En primer lugar, la existencia de un marco común, de un terreno cultural compartido por encima de las diferencias lingüísticas. Para Gramsci la historia es siempre «historia mundial», y lo es más en el siglo XX, de manera que las historias particulares viven y se producen en el marco de la historia mundial. Por eso, al constatar que la gramática no puede dejar de ser comparativa, Gramsci pone este comparatismo en relación con la conciencia de que el hecho lingüístico, como cualquier otro hecho histórico, no puede tener confines nacionales estrechamente definidos. O dicho de otra forma, relativiza el hecho nacional diferencial basado exclusivamente en las lenguas. El segundo presupuesto, no explicitado en las notas sobre la gramática pero recurrente a lo largo de los cuadernos de la cárcel, es el reconocimiento de que existe una concepción del mundo o el embrión de una filosofía mundanizada y mundializadora para la comprensión del sentido de las historias particulares en el marco de la historia mundial, algo así como un marco teórico común, que es el materialismo histórico, la filosofía de la praxis.

Pero de hecho, en la práctica cotidiana, la configuración de este terreno cultural compartido, de este lenguaje que se prefigura como expresión de la época, tiene que seguir solventando diferentes obstáculos. Uno de ellos es, precisamente, la tendencia a acentuar de manera exagerada las diferencias nacionales. Gramsci, que ha recogido en los Quaderni la crítica a la rusificación de los partidos comunistas y que ha prolongado la reflexión del último Lenin, autocrítico, descartando un nuevo «napoleonismo» (es decir, la prolongación de las conquistas revolucionarias por la misma vía que siguió Napoleón después de la revolución francesa) y que, además, ha llamando la atención sobre la necesidad de «nacionalizar» el internacionalismo realmente existente (es decir, la necesidad de admitir y valorar las diferencias nacionales en una estrategia compartida), creía, de todas formas, que ay algo así como un «fondo esencial» compartido por las distintas culturas (al menos por las europeas, que son las que toma en consideración) y que este fondo se puede captar, para apropiárselo, con talante histórico-crítico.

El problema de traducir a un lenguaje común una estrategia internacionalista compartida por obreros e intelectuales que hablan diferentes lenguas y pertenecen a nacionalidades distintas se presenta ya desde los primeros años de la Primera Internacional, en el siglo XIX. Y es un asunto que no se puede abordar sólo desde el punto de vista de la solidaridad (espontanea o consciente) de clase. Una parte del movimiento socialista, comunista o anarquista ha actuado desde entonces como si la afirmación según la cual «los obreros no tienen patria» fuera un juicio o una proposición sociológica, resultado de alguna encuesta hecha entre segmentos representativos del proletariado industrial mundial cuando, a poco que se piense, se verá que se trata de una afirmación normativa, de un desiderata, de algo a lo que se aspira racionalmente teniendo en cuenta la tendencia mundializadora o globalizadora del capialismo.

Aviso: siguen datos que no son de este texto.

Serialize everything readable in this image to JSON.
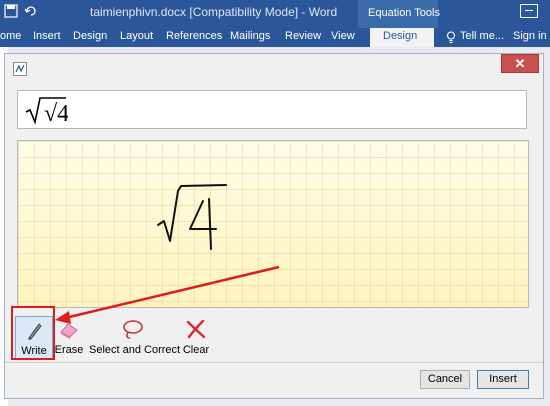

Sólo que los efectos o consecuencias culturales de esta tendencia en la base económico-social del sistema no son, ni tienen por qué ser, de dirección única. El propio Marx se había dado cuenta de la importancia de este problema. En una entrevista que concedió en 1871 a la publicación neoyorquina The World, dijo: «La AIT no impone ninguna forma fija al movimiento político. La AIT está formada por una red de sociedades afiliadas que abarca todo el mundo del trabajo. En cada una de las partes del mundo aparecen aspectos particulares del problema del trabajo; los obreros los tienen en cuenta y tratan de resolverlos a su manera. Pues las organizaciones obreras no pueden ser idénticas en Newcastle y en Barcelona, en Londres y en Berlín. La Internacional no tiene la pretensión de imponerles su voluntad, ni siquiera pretende dar consejos: ofrece a todo movimiento en curso su simpatía y su ayuda, dentro de los límites establecidos por los estatutos.»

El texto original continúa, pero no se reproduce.